To install this gem onto your local machine, run `bundle exec rake install`. To release a new version, update the version number in `version.rb`, and then run `bundle exec rake release`, which will create a git tag for the version, push git commits and the created tag, and push the `.gem` file to [rubygems.org](https://rubygems.org).

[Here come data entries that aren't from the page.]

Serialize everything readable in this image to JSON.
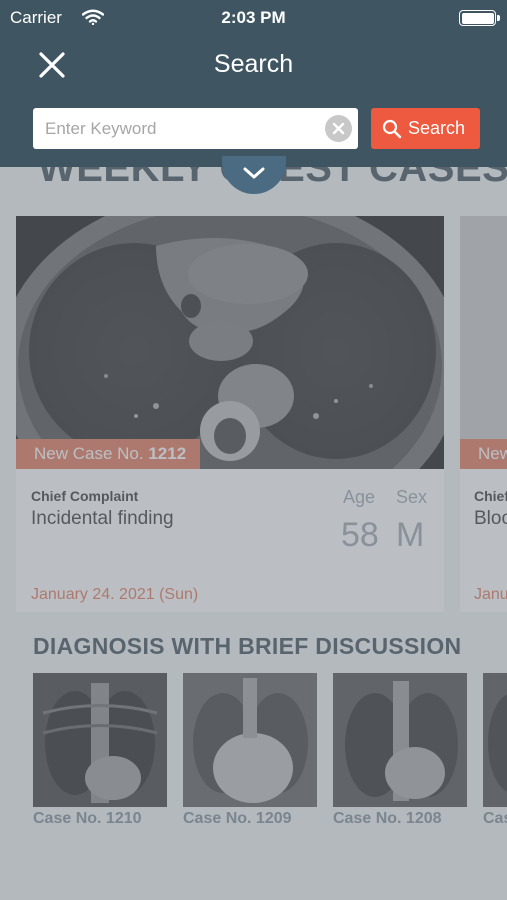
{
  "status_bar": {
    "carrier": "Carrier",
    "time": "2:03 PM"
  },
  "header": {
    "title": "Search"
  },
  "search": {
    "placeholder": "Enter Keyword",
    "value": "",
    "button_label": "Search"
  },
  "weekly_section": {
    "title": "WEEKLY CHEST CASES"
  },
  "case_cards": [
    {
      "badge_prefix": "New Case No.",
      "case_number": "1212",
      "chief_complaint_label": "Chief Complaint",
      "chief_complaint": "Incidental finding",
      "age_label": "Age",
      "age": "58",
      "sex_label": "Sex",
      "sex": "M",
      "date": "January 24. 2021 (Sun)"
    },
    {
      "badge_prefix": "New Case No.",
      "chief_complaint_label": "Chief Complaint",
      "chief_complaint": "Blood",
      "date": "January"
    }
  ],
  "diagnosis_section": {
    "title": "DIAGNOSIS WITH BRIEF DISCUSSION",
    "items": [
      {
        "label": "Case No. 1210"
      },
      {
        "label": "Case No. 1209"
      },
      {
        "label": "Case No. 1208"
      },
      {
        "label": "Case No."
      }
    ]
  },
  "colors": {
    "header_bg": "#3f5662",
    "accent": "#ee5a3f",
    "badge": "#e37355",
    "heading": "#3a4a55"
  },
  "icons": [
    "wifi-icon",
    "battery-icon",
    "close-icon",
    "clear-icon",
    "search-icon",
    "chevron-down-icon"
  ]
}
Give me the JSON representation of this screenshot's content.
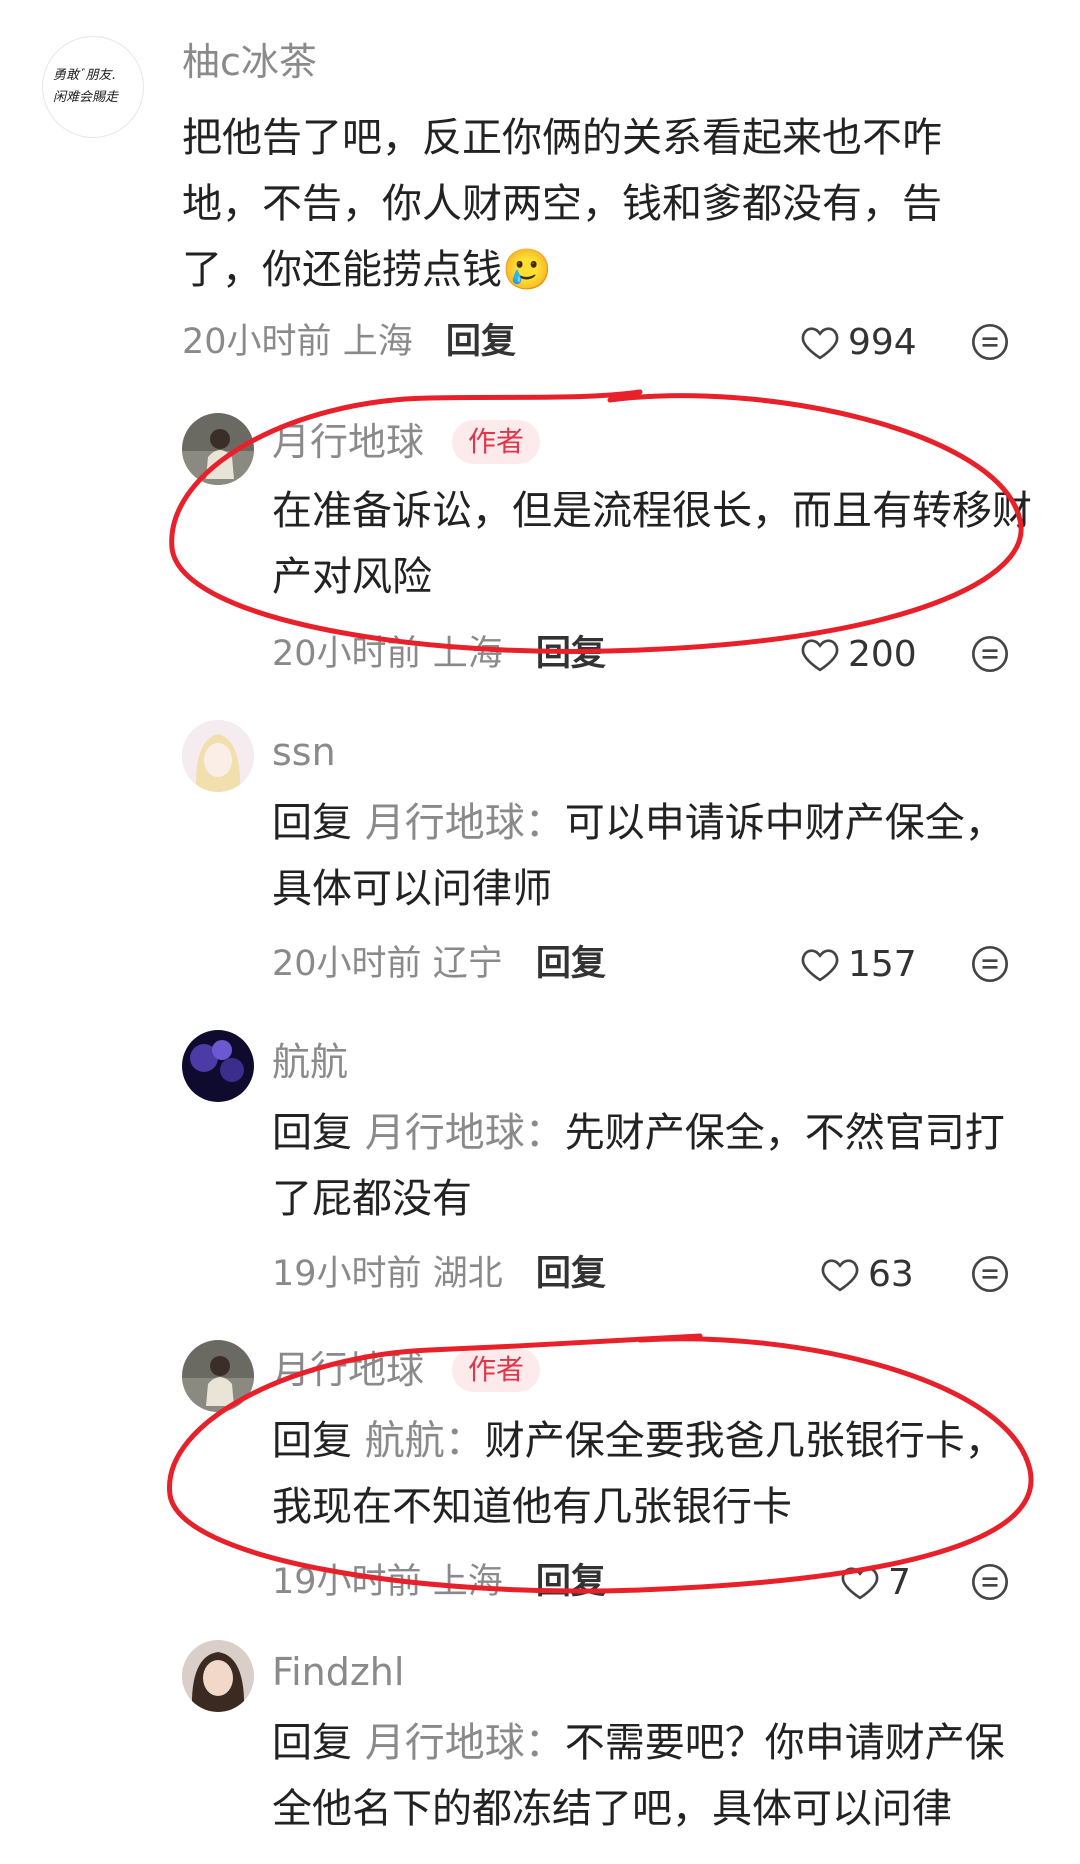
{
  "comments": [
    {
      "username": "柚c冰茶",
      "avatar_text_line1": "勇敢ﾞ朋友.",
      "avatar_text_line2": "闲难会賜走",
      "text": "把他告了吧，反正你俩的关系看起来也不咋地，不告，你人财两空，钱和爹都没有，告了，你还能捞点钱🥲",
      "time": "20小时前",
      "location": "上海",
      "reply_label": "回复",
      "likes": "994"
    },
    {
      "username": "月行地球",
      "author_tag": "作者",
      "text": "在准备诉讼，但是流程很长，而且有转移财产对风险",
      "time": "20小时前",
      "location": "上海",
      "reply_label": "回复",
      "likes": "200"
    },
    {
      "username": "ssn",
      "reply_prefix": "回复",
      "reply_target": "月行地球",
      "text": "可以申请诉中财产保全，具体可以问律师",
      "time": "20小时前",
      "location": "辽宁",
      "reply_label": "回复",
      "likes": "157"
    },
    {
      "username": "航航",
      "reply_prefix": "回复",
      "reply_target": "月行地球",
      "text": "先财产保全，不然官司打了屁都没有",
      "time": "19小时前",
      "location": "湖北",
      "reply_label": "回复",
      "likes": "63"
    },
    {
      "username": "月行地球",
      "author_tag": "作者",
      "reply_prefix": "回复",
      "reply_target": "航航",
      "text": "财产保全要我爸几张银行卡，我现在不知道他有几张银行卡",
      "time": "19小时前",
      "location": "上海",
      "reply_label": "回复",
      "likes": "7"
    },
    {
      "username": "Findzhl",
      "reply_prefix": "回复",
      "reply_target": "月行地球",
      "text": "不需要吧？你申请财产保全他名下的都冻结了吧，具体可以问律"
    }
  ],
  "colors": {
    "annotation_red": "#e8202a",
    "author_tag_bg": "#fdeaea",
    "author_tag_text": "#e0354b"
  },
  "icons": [
    "heart-icon",
    "more-dots-icon"
  ]
}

### Generating Unicode data
This gem uses Unicode data files to perform IDN conversion. To generate new Unicode data files, run `bundle exec rake idna:generate`.
To specify Unicode version, use `VERSION` environment variable, e.g. `VERSION=15.1.0 bundle exec rake idna:generate`.
By default, used Unicode version is the one used by the Ruby version (`RbConfig::CONFIG["UNICODE_VERSION"]`).
To set directory for generated files, use `DEST_DIR` environment variable, e.g. `DEST_DIR=lib/uri/idna/data bundle exec rake idna:generate`.
Unicode data cached in the `tmp` directory by default, to change it, use `CACHE_DIR` environment variable, e.g. `CACHE_DIR=~/.cache/unicode_data bundle exec rake idna:generate`.
_Note: `rake idna:generate` might generate different results on different versions of Ruby due to usage of built-in Unicode normalization methods._
### Inspect Unicode data
To inspect Unicode data, run `bundle exec rake 'idna:inspect[]'`.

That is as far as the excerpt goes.